5. Statistical and Computational Applications

The RLCT has immediate implications for Bayesian model selection, generalization bound estimations, and the design of learning algorithms. When RLCTs are known for candidate models, sBIC can be computed with $O_p(1)$ error. A variance-based single-temperature estimator of the RLCT based on thermodynamic integration allows for practical estimation, facilitating model scoring even in the absence of closed-form RLCTs (Imai, 2019).

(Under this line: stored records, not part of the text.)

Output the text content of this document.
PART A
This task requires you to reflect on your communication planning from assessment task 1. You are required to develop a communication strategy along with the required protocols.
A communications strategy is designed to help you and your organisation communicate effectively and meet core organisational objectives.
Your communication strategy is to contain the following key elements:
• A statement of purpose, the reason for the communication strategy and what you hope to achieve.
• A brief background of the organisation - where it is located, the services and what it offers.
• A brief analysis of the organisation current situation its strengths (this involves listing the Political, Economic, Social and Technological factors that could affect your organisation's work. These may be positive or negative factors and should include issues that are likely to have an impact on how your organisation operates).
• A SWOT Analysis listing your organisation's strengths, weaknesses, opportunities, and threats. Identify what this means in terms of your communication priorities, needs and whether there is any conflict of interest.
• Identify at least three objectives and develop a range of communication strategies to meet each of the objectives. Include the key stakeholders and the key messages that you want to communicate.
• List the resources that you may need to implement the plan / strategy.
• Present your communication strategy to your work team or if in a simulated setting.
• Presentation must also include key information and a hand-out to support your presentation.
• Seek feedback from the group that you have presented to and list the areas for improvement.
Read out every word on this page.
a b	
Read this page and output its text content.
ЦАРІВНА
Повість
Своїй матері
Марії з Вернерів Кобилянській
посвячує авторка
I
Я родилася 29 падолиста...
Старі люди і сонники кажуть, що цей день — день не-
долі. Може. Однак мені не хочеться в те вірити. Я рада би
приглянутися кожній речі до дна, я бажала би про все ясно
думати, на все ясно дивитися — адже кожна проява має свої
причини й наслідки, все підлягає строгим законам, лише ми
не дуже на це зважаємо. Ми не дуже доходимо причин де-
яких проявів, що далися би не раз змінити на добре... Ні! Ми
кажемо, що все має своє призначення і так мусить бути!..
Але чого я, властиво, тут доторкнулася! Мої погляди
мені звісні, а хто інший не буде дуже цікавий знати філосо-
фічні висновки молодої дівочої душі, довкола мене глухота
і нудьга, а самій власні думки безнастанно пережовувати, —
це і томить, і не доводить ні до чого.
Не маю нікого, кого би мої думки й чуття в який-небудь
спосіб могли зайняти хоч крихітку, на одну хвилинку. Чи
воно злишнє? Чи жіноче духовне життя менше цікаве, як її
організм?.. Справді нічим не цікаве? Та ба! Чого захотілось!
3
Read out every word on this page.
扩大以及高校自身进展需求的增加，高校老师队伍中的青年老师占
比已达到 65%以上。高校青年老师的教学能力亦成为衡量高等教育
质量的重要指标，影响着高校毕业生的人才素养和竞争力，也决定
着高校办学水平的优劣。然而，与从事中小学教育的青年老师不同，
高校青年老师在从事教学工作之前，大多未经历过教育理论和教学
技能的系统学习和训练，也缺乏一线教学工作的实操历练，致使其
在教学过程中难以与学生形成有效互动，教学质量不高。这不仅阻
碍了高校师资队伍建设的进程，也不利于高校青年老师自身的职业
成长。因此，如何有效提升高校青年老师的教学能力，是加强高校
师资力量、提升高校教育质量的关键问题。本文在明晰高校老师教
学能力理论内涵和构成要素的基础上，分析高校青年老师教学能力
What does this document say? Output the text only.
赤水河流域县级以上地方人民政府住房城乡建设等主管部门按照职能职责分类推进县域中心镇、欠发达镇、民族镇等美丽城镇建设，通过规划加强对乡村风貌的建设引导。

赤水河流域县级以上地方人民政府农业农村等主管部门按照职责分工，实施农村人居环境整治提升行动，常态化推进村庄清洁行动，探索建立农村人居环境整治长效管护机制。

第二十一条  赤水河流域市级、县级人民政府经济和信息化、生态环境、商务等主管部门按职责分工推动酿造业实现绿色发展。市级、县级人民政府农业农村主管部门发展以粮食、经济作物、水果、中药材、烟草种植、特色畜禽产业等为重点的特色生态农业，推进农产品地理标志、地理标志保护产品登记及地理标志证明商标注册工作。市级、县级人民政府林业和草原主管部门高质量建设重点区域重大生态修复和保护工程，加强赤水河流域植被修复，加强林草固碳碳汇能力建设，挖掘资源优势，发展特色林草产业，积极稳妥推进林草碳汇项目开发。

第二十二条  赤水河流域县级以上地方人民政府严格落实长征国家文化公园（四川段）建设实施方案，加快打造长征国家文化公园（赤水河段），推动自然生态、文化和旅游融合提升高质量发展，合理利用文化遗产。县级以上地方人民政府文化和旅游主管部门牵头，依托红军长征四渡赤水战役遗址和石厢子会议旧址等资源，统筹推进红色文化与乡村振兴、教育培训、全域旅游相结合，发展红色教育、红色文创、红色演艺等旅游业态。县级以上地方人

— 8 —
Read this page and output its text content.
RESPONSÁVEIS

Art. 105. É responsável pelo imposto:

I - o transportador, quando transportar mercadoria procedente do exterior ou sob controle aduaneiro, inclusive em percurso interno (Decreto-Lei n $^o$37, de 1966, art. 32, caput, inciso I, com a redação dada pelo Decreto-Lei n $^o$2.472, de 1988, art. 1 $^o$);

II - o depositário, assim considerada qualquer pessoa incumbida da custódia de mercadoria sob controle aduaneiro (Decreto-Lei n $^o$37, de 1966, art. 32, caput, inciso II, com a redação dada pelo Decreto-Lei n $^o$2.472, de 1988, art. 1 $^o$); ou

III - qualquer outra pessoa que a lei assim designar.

This estimator is consistent and achieves asymptotic normality, with its implementation requiring only parallel simulations and modest MCMC diagnostics.

In high-dimensional analysis, RLCT and multiplicity govern not only statistical rates but also volume growth of sublevel sets $\{|f|\leq \varepsilon\}$ , with asymptotics $\varepsilon^{\lambda_R} (\log\varepsilon)^{m_R-1}$ (Kosta et al., 2024). Algebraic geometry further connects the RLCT to birational invariants, singularity classification, and the minimal model program.

6. Limitations and Current Research Directions

While RLCTs admit effective computation for large classes of models—binomials, monomials, hyperplane arrangements, certain polynomial classes, and resolved plane curves—general explicit calculation remains elusive for models with more intricate singularity structure, especially at singular points of the realization set $\Theta_*$ . Methods relying on blow-up algorithms and piecewise linear analysis can be infeasible in high dimensions or for functions not amenable to decomposition (Hirose, 2023, Kurumadani, 2024). The extension of RLCT calculation to singular points in parameter space and the determination of multiplicities for arbitrary models remain open problems. Further research is directed at enhancing computational algorithms, refining upper bounds, and developing new invariants that capture the geometry of more general singular statistical models.

7. Illustrative Examples

Examples concretizing RLCT computation include:

Hyperplane arrangements: For three lines in $\mathbb{R}^2$ with exponents $s_i=1$ , $\lambda_R=2/3$ , $m_R=1$ (Kosta et al., 2024).
Plane curve cusp: $f(x,y)=y^2-x^3$ yields RLCT $5/6$ (Galindo et al., 2012).
Mixed binomial model: For $H$ components with $H_0$ true, RLCT at a generic point is $\lambda_0=(3H_0+H-2)/4$ (Kurumadani, 2024).
Tensor decomposition: With true rank $H_0$ , the RLCT is upper-bounded by a function of $H_0$ , $I,J,K$ entries as above (Yoshida et al., 2023).

These concrete instances demonstrate both the diversity of models where RLCT is tractable and the centrality of combinatorial-geometric resolution techniques in its determination.